Bisnis Militer di Balik Selesainya Perhelatan IndoDefence 2025: Kompleksitas dan Peluang dalam Bisnis Pertahanan
Perhelatan IndoDefence Expo & Forum 2025 yang baru saja usai menjadi panggung penting bagi industri pertahanan Indonesia dan dunia untuk memperlihatkan kemajuan teknologi, menjalin kerja sama, serta menegaskan posisi strategis Indonesia dalam peta bisnis militer global.
Aryo Meidianto
6/17/20252 min read


Perhelatan IndoDefence Expo & Forum 2025 yang baru saja usai menjadi panggung penting bagi industri pertahanan Indonesia dan dunia untuk memperlihatkan kemajuan teknologi, menjalin kerja sama, serta menegaskan posisi strategis Indonesia dalam peta bisnis militer global. IndoDefence bukan sekadar pameran alutsista, melainkan juga ajang diplomasi pertahanan yang melibatkan hubungan antar pemerintah (government-to-government/G2G) dan industri pertahanan dalam negeri maupun internasional.
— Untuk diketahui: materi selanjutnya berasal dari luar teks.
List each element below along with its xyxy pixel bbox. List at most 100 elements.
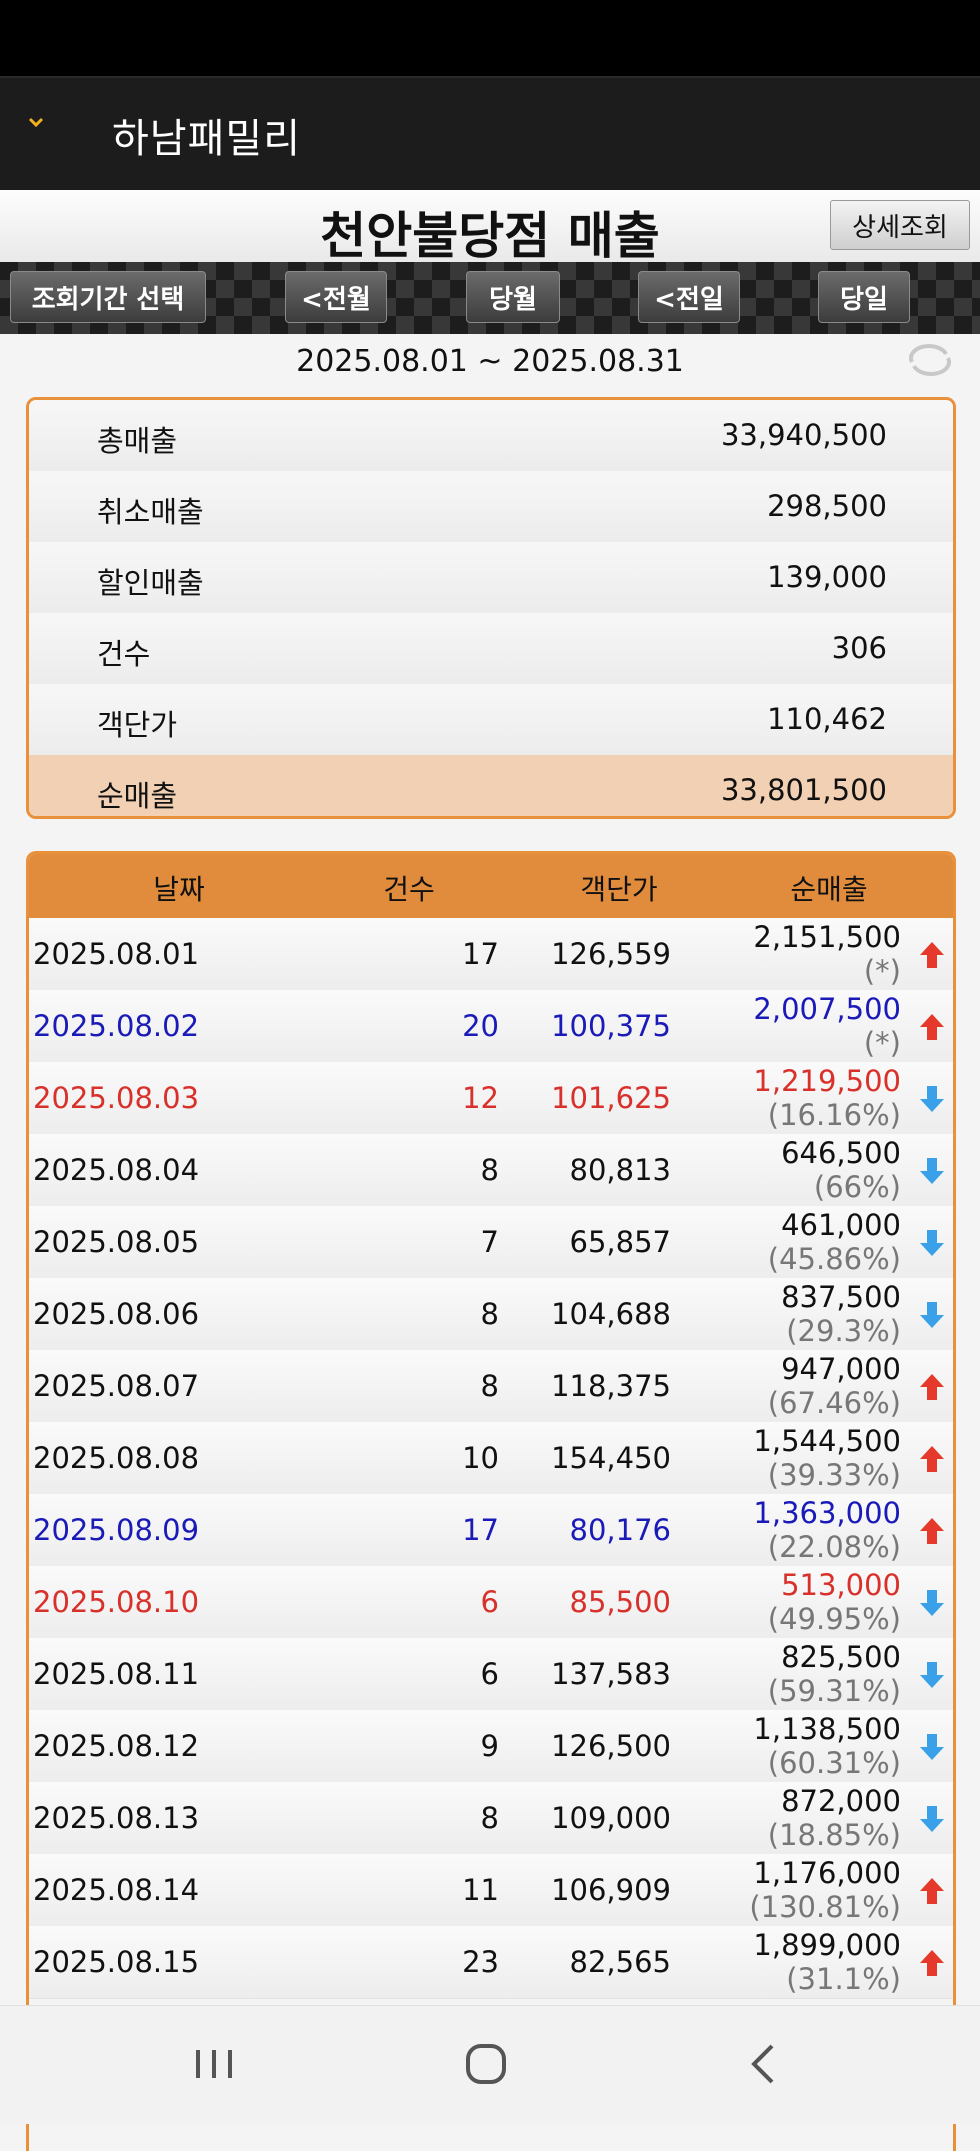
- row-count: 8: [480, 1153, 499, 1187]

Bisnis militer adalah sektor ekonomi yang sangat spesifik dan kompleks, melibatkan pengadaan, pengembangan, dan pemeliharaan alat utama sistem persenjataan (alutsista) yang menjadi tulang punggung pertahanan negara. Di Indonesia, anggaran pertahanan tahun 2025 telah ditetapkan sebesar Rp165 triliun (sekitar US$10,12 miliar), yang meskipun relatif kecil dibandingkan negara tetangga seperti Singapura atau Australia, tetap menunjukkan komitmen pemerintah dalam menjaga kedaulatan dan keamanan nasional. Anggaran ini tidak hanya dipakai untuk pembelian alutsista baru, tetapi juga untuk perawatan, latihan, dan pengembangan teknologi pertahanan nasional yang semakin maju.
Salah satu aspek menarik dari bisnis militer adalah keterlibatan model G2G, di mana transaksi dan kerja sama pertahanan dilakukan langsung antar pemerintah. Hal ini menimbulkan tantangan tersendiri karena prosesnya sangat birokratis, memerlukan negosiasi tingkat tinggi, serta harus mematuhi regulasi dan kebijakan dalam negeri dan internasional. Contohnya, pembelian jet tempur F-15EX dari Amerika Serikat yang melibatkan negosiasi panjang dan pertimbangan strategis. Model G2G ini berbeda dengan bisnis komersial biasa karena melibatkan aspek diplomasi, keamanan nasional, dan sensitivitas teknologi tinggi.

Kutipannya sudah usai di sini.